Total elevated cholesterol levels (>5mmol/l) was only elevated in one patient. Thyroid hormones were determined in 5 of 6 patients and all were normal.
The sixth patient underwent the angiogram 48 hours later. Coronary arteries were normal in all patients (6/6). Left ventricular segmental motion alterations were demonstrated in 100%. Data are shown in table 3.
The Takotsubo myocardiopathy could represent an special form of left ventricular stunning, including a mild form of myocardial infarction. The pathophysiology remains unclear although several theories have been proposed: anatomic coronary alterations13; left ventricular outflow tract obstruction14; coronary microvascular dysfunction; vasospasm, evanescent intracoronary thrombus, myocarditis and catecholamine excess (brain-stress related)6.
In order to standardize diagnosis, various clinical criteria have been proposed. Our cases fulfilled Mayo criteria12, even though they were proposed for the typical Takotsubo. Although the apical affectation (Takotsubo classical or typical form) remains the most frequent transient cardiomyopathy of this type15, the recent publication of new variants of transient myocardial dyskinesia arises new questions about this syndrome7,8,9,10,11,15.
Our aim presenting this case-series was to remark that other left ventricular segments could be transiently affected, in the same manner that classical acute myocardial infarction can. This inferior variant may probably be related to the classical apical ballooning. It could represent a variant properly (inferior ECG alterations support that point) or the evolution to resolution of a typical case, although the ventriculograms were performed quite early after the onset of symptoms.
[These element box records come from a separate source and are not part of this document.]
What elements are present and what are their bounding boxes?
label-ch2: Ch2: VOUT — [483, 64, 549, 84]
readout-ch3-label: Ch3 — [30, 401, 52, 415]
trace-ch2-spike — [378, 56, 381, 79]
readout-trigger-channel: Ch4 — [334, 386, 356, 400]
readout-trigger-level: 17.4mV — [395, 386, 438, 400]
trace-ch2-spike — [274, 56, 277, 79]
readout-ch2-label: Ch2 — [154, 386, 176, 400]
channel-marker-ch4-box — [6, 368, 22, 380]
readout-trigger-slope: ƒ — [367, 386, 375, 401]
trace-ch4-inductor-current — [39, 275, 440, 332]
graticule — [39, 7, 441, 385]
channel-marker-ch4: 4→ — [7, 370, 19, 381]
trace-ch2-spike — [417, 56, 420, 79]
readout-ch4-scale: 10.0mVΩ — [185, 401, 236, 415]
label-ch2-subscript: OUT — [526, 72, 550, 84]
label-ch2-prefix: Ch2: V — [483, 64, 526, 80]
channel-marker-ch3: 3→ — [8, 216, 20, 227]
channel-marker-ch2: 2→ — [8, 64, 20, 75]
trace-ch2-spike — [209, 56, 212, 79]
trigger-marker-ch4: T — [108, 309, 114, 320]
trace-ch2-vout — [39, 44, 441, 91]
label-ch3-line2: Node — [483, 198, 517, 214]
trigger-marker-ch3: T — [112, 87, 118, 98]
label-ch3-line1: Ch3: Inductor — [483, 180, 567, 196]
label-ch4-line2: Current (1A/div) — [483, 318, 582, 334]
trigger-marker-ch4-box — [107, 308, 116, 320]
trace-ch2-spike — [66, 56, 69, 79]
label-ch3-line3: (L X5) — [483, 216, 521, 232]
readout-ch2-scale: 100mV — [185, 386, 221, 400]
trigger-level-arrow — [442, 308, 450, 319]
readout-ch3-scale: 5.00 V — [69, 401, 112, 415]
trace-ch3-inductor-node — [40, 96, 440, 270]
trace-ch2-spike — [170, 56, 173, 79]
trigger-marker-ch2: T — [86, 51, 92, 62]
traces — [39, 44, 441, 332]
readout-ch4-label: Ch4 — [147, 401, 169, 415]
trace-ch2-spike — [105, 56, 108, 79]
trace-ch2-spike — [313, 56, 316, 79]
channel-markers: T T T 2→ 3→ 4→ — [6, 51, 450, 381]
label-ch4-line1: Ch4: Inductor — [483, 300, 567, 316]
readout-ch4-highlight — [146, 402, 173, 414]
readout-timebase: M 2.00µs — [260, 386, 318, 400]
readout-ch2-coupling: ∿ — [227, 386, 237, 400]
In ischemic cardiomyopathy it is well known that different segmental motion can be seen, depending on the coronary artery altered. Recently, Kurowski et al. reported that Scintigraphy and PET studies showing an strong correlation between location of wall motion abnormality and myocardial metabolism defects with a significantly higher apical decrease in glucose uptake in patients with a “typical” Takotsubo pattern compared with midventricular variant8. Likewise, a relationship between Takotsubo and ischemic cardiomyopathy is being recognised11. Therefore, it is possible we can not rule out Takotsubo and its variants to be a variant itself of ischemic cardiomyopathy, with mild anatomic or transient lesion assessed by angiogram but with functional repercussion.
Takotsubo cardiomyopathy, even if it is supposed to carry a very good prognostic5 is not lacking of complications. In fact, 2 of our 6 patients suffered mild in-stay complications (33%). On the other hand, 1 patient suffered complications related to the cathetherization. Of note, is the interesting question raised by the silent myocardial infarction presented by one patient, the marathon-runner, during intense exercise, after a first transient episode. After that, It could be advisable to avoid extreme physical exercise, sometime, perhaps a month after the admission.
To conclude, further studies about this entity are needed in order to develop adequate management and preventive strategies.